Insofern ist es gut, dass sich die Zeiten geändert haben; dass heute nicht mehr als Tabu gilt, was nüchtern betrachtet gar keines sein müsste, und sich auch Begriffe wie Würde oder Anstand liberalisiert haben – dass wir uns heute also alle ein bisschen locker machen und entfalten können in unseren Vorstellungen von Diversität, Buntheit und Schrillheit. Also theoretisch jedenfalls.

Gleichwohl sind gewisse Regeln im Umgang miteinander wichtiger Bestandteil des gesellschaftlichen Zusammenlebens. Und damit meine ich nicht Zwänge im engeren Sinne, sondern das, was man neudeutsch „Common Sense“ nennt. Nirgendwo ist festgeschrieben, dass man die Kassiererin an der Supermarktkasse grüßen muss, aber es wäre halt trotzdem nett, wenn man es täte. Man bekommt auch keinen Strafzettel, wenn man sich auf einer Hausparty nicht vorstellt, obwohl man der einzige ist, den niemand kennt. Und selbstverständlich stehe ich in der U-Bahn auf, um meinen Platz zu räumen für Menschen, die sich nicht nur aus Bequemlichkeit setzen möchten. Nicht alles, was sich Zwang oder Konformismus nennen ließe, ist also zwangsläufig schlecht. Womit wir wieder bei der Würde wären und beim Anstand.
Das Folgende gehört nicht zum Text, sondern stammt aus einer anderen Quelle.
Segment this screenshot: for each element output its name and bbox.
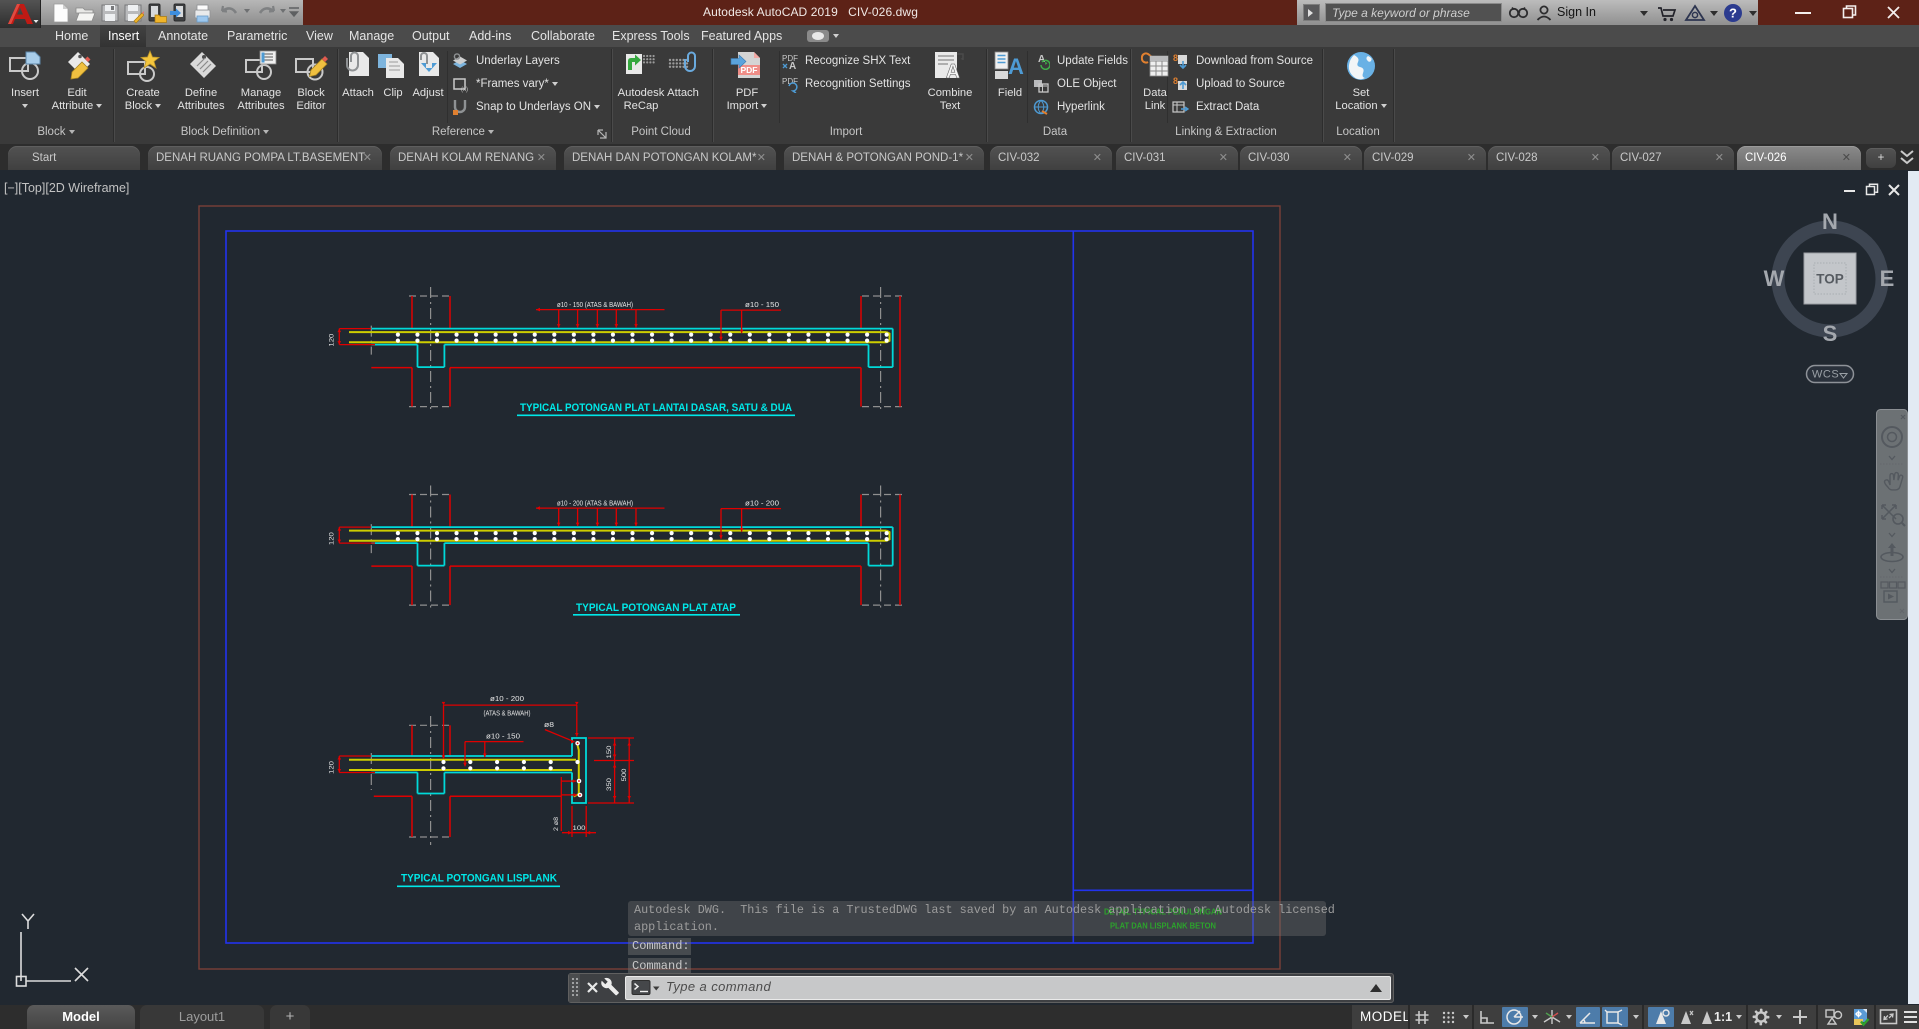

„Weißt du was ne Bitch ist?“

Laut der Rapperin Lady Bitch Ray etwa ist eine Bitch unter anderem eine „Monster-Möse, die deinen Kopf fickt“ und eine, die „kein Blatt vor die Muschi“ nimmt. Alles nachzuhören in ihrem Werk „Weißt du was ne Bitch ist?“. Wissen Sie, ich mag deutschen Hiphop, und mir geht es gar nicht darum, auf schlechte Liedzeilen geradezu reaktionär zu schimpfen, weil ich überdies ein großer Anhänger der Kunstfreiheit bin und die Wertigkeit von Kunst eben immer im Auge des Betrachters liegt. Genau genommen, kann ich bis heute sogar einige Deutschrap-Texte auswendig, die in Zeiten von Political Correctness und Triggerwarnungen wirklich noch Leute hinterm Ofen hervorlocken würden; vor allem angebliche Progressive.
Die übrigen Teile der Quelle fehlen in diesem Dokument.